À la Convention, son esprit militant et encyclopédiste déploie une prodigieuse activité en faveur des institutions et d'une culture républicaine : rien ne lui échappe, son intérêt allant de l'agriculture à la fondation d'un Conservatoire des arts et métiers et du Bureau des longitudes. Il brave les terroristes en luttant contre le « vandalisme » (ans II et III), dont il invente le terme. Il unit le droit des gens (déclaration du 18 juin 1793) à l'indispensable liberté religieuse (grand discours des 3-4 nivôse an III). Avec des évêques, anciens conventionnels, il rassemble, en 1795, les morceaux de l'Église constitutionnelle sous l'autorité d'un Comité des évêques réunis. Leurs décisions sont répercutées par le périodique Les Annales de la religion et concourent à la session de deux conciles nationaux (1797 et 1801) aux travaux prometteurs. Les informations et les contacts humains passent en même temps par un réseau de plusieurs centaines de correspondants régionaux qui exposent à Grégoire les problèmes de leurs Églises locales. L'ancien évêque de Blois eût voulu exploiter cette masse documentaire pour une défense et illustration de l'Église constitutionnelle de France. Faute d'y parvenir, il en utilisera certains éléments dans son Histoire des sectes religieuses (1re éd. 1810, saisie sur ordre de Fouché) et son Histoire du mariage des prêtres (1826).

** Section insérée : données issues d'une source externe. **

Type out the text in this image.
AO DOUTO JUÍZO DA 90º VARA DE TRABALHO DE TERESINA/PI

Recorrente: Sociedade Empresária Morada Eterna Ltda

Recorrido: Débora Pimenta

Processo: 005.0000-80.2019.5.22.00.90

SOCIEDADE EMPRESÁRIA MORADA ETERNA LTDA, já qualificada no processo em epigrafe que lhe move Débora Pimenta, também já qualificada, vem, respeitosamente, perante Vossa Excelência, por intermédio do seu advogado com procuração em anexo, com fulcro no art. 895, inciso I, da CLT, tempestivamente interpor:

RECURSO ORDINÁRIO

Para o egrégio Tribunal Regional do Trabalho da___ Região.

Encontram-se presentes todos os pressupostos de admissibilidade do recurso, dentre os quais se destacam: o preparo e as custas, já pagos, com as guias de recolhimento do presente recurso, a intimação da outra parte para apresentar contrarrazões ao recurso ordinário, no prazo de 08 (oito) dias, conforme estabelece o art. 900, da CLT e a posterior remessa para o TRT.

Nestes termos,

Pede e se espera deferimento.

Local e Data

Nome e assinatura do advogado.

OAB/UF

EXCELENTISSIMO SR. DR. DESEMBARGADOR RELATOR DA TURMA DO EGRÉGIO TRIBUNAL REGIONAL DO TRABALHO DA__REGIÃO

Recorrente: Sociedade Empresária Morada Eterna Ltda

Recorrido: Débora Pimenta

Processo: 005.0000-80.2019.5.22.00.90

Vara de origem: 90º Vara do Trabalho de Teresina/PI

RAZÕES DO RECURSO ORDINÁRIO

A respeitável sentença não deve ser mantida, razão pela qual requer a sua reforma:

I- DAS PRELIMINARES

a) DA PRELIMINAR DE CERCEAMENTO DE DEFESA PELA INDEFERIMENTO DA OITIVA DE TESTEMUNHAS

Cruellement déçu par le Concordat de 1801, il se réfugie dans l'opposition à l'Institut de France, qu'il a contribué à fonder. En vain, Napoléon l'accable d'honneurs : titre de comte d'Empire, grade de commandeur dans la Légion d'honneur, auquel il renonce publiquement en 1828. Il voyage beaucoup, accumule les notes et poursuit sa double obsession : la réunion des communions chrétiennes, déjà annoncée dans son Projet de réunion de l'Église russe à l'Église latine (1799), et la liberté des hommes de couleur, qui motive son pathétique appel anti-esclavagiste au Congrès de Vienne en 1815.
Peu lui importent les épithètes de franc-maçon (il a fréquenté naguère[...]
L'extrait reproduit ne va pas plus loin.